The technical means disclosed in the invention scheme are not limited to the technical means disclosed in the above embodiments, but also include the technical scheme formed by any combination of the above technical features.

Claims

1. A continuous action recognition method based on human skeleton information is characterized in that,

the method comprises the following steps:

(3) normalizing the observed value characteristic sequence;

2. The method for recognizing continuous motion based on human skeletal information as claimed in claim 1, wherein in the step (1): the multiple joints of the body comprise neck, spine, chest, left shoulder, left elbow, left wrist, right shoulder, right elbow and right wrist.
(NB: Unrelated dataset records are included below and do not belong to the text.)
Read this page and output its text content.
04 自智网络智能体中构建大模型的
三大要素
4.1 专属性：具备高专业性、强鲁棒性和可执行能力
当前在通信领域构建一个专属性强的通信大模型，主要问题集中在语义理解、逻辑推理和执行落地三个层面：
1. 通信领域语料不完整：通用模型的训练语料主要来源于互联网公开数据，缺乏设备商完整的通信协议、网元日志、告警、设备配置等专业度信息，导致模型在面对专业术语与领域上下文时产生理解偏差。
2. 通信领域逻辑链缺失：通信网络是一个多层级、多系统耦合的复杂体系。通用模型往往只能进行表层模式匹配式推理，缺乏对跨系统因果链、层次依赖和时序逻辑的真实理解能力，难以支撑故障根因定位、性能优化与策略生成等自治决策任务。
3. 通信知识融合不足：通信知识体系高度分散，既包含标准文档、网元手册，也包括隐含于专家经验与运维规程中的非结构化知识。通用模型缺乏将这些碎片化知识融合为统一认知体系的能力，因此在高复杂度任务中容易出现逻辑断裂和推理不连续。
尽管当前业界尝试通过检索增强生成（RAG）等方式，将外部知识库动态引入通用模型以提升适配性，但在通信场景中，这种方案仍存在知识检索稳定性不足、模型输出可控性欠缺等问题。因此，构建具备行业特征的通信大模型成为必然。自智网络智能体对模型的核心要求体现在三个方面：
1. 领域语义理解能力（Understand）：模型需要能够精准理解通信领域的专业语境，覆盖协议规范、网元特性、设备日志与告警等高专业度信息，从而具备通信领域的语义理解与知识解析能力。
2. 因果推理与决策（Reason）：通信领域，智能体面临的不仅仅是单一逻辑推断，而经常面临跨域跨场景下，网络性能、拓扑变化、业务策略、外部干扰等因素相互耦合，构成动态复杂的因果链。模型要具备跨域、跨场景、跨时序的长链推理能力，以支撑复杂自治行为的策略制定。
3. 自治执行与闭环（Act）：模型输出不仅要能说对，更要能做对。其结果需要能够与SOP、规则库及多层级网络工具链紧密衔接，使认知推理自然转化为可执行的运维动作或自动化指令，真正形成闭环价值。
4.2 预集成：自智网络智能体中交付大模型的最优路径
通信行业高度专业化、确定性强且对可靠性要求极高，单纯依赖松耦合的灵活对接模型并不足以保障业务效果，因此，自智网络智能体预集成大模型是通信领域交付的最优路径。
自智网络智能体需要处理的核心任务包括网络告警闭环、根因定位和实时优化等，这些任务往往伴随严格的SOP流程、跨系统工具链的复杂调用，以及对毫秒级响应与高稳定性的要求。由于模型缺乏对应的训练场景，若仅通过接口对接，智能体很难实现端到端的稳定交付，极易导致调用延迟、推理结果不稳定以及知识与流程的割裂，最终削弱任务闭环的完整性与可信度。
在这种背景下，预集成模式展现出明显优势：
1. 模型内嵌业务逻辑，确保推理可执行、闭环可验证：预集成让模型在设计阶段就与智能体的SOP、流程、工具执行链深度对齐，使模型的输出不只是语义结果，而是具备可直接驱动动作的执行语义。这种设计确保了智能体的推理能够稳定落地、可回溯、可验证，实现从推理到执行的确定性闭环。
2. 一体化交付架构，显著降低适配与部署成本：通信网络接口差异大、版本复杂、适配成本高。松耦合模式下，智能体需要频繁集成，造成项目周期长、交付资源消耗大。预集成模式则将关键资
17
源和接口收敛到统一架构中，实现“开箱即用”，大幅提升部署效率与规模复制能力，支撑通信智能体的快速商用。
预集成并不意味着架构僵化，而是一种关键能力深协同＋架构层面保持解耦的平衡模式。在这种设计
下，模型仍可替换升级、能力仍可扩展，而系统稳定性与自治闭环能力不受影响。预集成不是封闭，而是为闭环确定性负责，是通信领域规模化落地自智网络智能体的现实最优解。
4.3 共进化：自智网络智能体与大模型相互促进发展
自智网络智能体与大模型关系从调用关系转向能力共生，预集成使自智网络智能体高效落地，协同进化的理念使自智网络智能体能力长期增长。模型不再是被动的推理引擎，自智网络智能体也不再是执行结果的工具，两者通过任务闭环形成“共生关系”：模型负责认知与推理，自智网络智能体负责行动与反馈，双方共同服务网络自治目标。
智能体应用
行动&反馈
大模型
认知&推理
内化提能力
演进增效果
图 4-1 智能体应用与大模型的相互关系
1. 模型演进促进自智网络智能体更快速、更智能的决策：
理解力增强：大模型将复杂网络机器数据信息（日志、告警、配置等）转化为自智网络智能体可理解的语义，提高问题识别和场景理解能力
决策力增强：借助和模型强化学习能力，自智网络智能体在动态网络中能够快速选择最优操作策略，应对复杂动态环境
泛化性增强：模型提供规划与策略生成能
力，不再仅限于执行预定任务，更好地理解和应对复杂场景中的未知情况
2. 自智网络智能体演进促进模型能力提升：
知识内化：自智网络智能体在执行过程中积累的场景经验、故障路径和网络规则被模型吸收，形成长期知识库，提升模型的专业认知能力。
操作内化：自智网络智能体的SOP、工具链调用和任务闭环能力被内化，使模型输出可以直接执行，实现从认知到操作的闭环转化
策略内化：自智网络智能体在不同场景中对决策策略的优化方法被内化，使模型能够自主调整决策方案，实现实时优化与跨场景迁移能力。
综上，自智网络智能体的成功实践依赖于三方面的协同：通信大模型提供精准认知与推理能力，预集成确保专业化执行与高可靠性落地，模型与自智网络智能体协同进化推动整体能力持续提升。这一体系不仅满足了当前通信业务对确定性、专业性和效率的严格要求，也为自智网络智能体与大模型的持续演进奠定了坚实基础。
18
3. The method for continuous motion recognition based on human skeletal information of claim 1, wherein in step (2), when the distance between two previous and subsequent recorded spatial positions of a node is greater than a distance threshold, the collection of the distance data sequence of the node is started, and when the distance between two previous and subsequent recorded spatial positions of the node is less than the distance threshold, the collection of the ratio sequence of the node is stopped; before the identification is started, data of certain nodes are not collected by artificially setting certain actions, and the output probability is directly assigned to be 0.

4. The method for continuous motion recognition based on human skeletal information of claim 1, wherein in the step (3), the observed feature sequence of motion recognition is a ratio O1 of a distance from a left shoulder node to a neck node to a distance from a chest to a spine node, a ratio O2 of a distance from a right shoulder node to a neck node to a distance from a chest to a spine node, a ratio O3 of a distance from a left elbow node to a neck node to a distance from a chest to a spine node, a ratio O4 of a distance from a right elbow node to a neck node to a distance from a chest to a spine node, a ratio O5 of a distance from a left wrist node to a neck node to a chest to a spine node, and a ratio O6 of a distance from a right wrist node to a neck node to a chest to a spine node; the static frame data is O ═ O1, O2, O3, O4, O5, O6.

5. The method for recognizing continuous motion based on human skeletal information as claimed in claim 1, wherein in step (4), when the length of the ratio sequence is greater than the length threshold λ, the forward algorithm output probability value of the node ratio sequence under each motion model is calculated; and (3) iteratively training an HMM model by using a Baum-Welch algorithm according to a training database, wherein each key node has one HMM model for each action, and the n actions obtain 6n output probabilities.

6. The method according to claim 1, wherein in the step (5), the probabilities of the nodes obtained by each motion model are weighted and averaged according to the different ratios of the nodes in different motions, and finally each motion is obtained as a probability, the probabilities are compared to obtain a maximum value, if the maximum value is too small, the motion performed by the user does not belong to any existing motion in a database, that is, if the maximum probability is smaller than a threshold corresponding to the motion, the motion is determined as undefined motion, otherwise, the motion corresponding to the maximum probability is the final recognition result.